Ула радостно вскрикнула.
— Вы правда предлагаете мне это? Вы… действительно хотите, чтобы я жила у вас? Или это просто… любезность с вашей стороны?
— Я буду очень рада приютить вас у себя, — сказала герцогиня, — но у меня такое предчувствие, что вы в самое ближайшее время выйдете замуж.
Ула покачала головой, но герцогиня решительно заметила:
— Вне всякого сомнения! Больше того, я сочту за личное оскорбление, если после того, как я с помощью внука сотворю новую звезду на светском небосклоне, по крайней мере дюжина достойных молодых людей не явятся к нам и не положат к вашим ногам свое сердце.
Герцогиня говорила так убежденно, что Ула не выдержала и улыбнулась.
— Уверена, ничего подобного не произойдет, — сказала она, — но как было бы здорово услышать хотя бы… одно предложение.
В этот первый вечер на приеме предложений руки и сердца не последовало. Но Ула, одетая в прекрасное новое платье, выслушала множество комплиментов в свой адрес от гостей герцогини.
Большинство из них было знакомо с матерью девушки, и все без исключения помнили тот переполох, который вызвала леди Луиза, сбежав со своим возлюбленным накануне назначенной свадьбы с герцогом Эйвоном.
До начала приема Ула опасалась, что некоторые из знакомых герцогини начнут осуждать и критиковать ее мать, и в этом случае ей было бы трудно оставаться учтивой по отношению к ним. Но все гости в один голос говорили девушке, какой красавицей была ее мать и какое мужество она проявила, выйдя за любимого человека, а не за герцога, выбранного ей отцом.

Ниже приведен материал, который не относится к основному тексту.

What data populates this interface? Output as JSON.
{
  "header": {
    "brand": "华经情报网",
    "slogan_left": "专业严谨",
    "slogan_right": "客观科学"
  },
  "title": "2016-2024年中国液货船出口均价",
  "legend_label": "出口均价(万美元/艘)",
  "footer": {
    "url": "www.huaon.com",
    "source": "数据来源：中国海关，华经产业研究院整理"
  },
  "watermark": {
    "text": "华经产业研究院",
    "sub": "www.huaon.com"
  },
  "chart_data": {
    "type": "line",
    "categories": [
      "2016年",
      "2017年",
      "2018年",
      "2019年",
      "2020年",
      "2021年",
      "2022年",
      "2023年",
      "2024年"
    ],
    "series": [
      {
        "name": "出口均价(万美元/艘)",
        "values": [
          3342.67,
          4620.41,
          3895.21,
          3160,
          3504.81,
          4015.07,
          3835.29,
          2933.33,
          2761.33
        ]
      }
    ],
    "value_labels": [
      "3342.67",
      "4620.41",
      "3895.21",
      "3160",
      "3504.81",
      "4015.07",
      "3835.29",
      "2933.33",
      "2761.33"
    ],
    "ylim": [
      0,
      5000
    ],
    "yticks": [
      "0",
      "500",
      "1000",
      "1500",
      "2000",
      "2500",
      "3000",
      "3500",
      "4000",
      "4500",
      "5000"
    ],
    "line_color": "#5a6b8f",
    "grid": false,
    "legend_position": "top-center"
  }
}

— Она очень отличалась от всех своих сверстниц, — сказала одна дама, — и вы, моя дорогая, очень похожи на нее.
— Чем же была мама не похожа на других? — спросила Ула.
Дама, помолчав немного, ответила:
— Наверное, главное заключалось в том, что Луиза являлась олицетворением самой доброты, и мы, несмотря на ее превосходство в красоте, нисколько не завидовали ей.
Улыбнувшись, она пояснила свои слова:
— Луиза всегда была готова поделиться всем, даже своими поклонниками, с девушками, которым меньше улыбнулась судьба. Просто нельзя было не любить такого отзывчивого и доброжелательного человека.
После всех тех жестоких и злых слов, которые говорили о ее матери дядя и тетка, Ула, слыша это, почувствовала разливающееся по сердцу тепло.
Девушка обратилась к даме, первой заговорившей с ней:
— Огромное спасибо за ваши добрые слова. Жаль только… что мама не слышит вас… Она была бы… очень рада.
Все задавали Уле один и тот же вопрос: «Была ли ее мать счастлива — по-настоящему счастлива? Не сожалела ли она о своем поступке?»
— Мама и папа были самые счастливые люди на свете, — ответила Ула. — А по поводу сожалений мама постоянно повторяла, что благодарит Господа, познакомившего ее с папой и давшей ей мужество бежать вместе с ним.
К концу приема герцогиня получила с десяток предложений на обеды и ужины с непременным требованием привести с собой Улу. И обещания прислать приглашения на намеченные на самое ближайшее время балы.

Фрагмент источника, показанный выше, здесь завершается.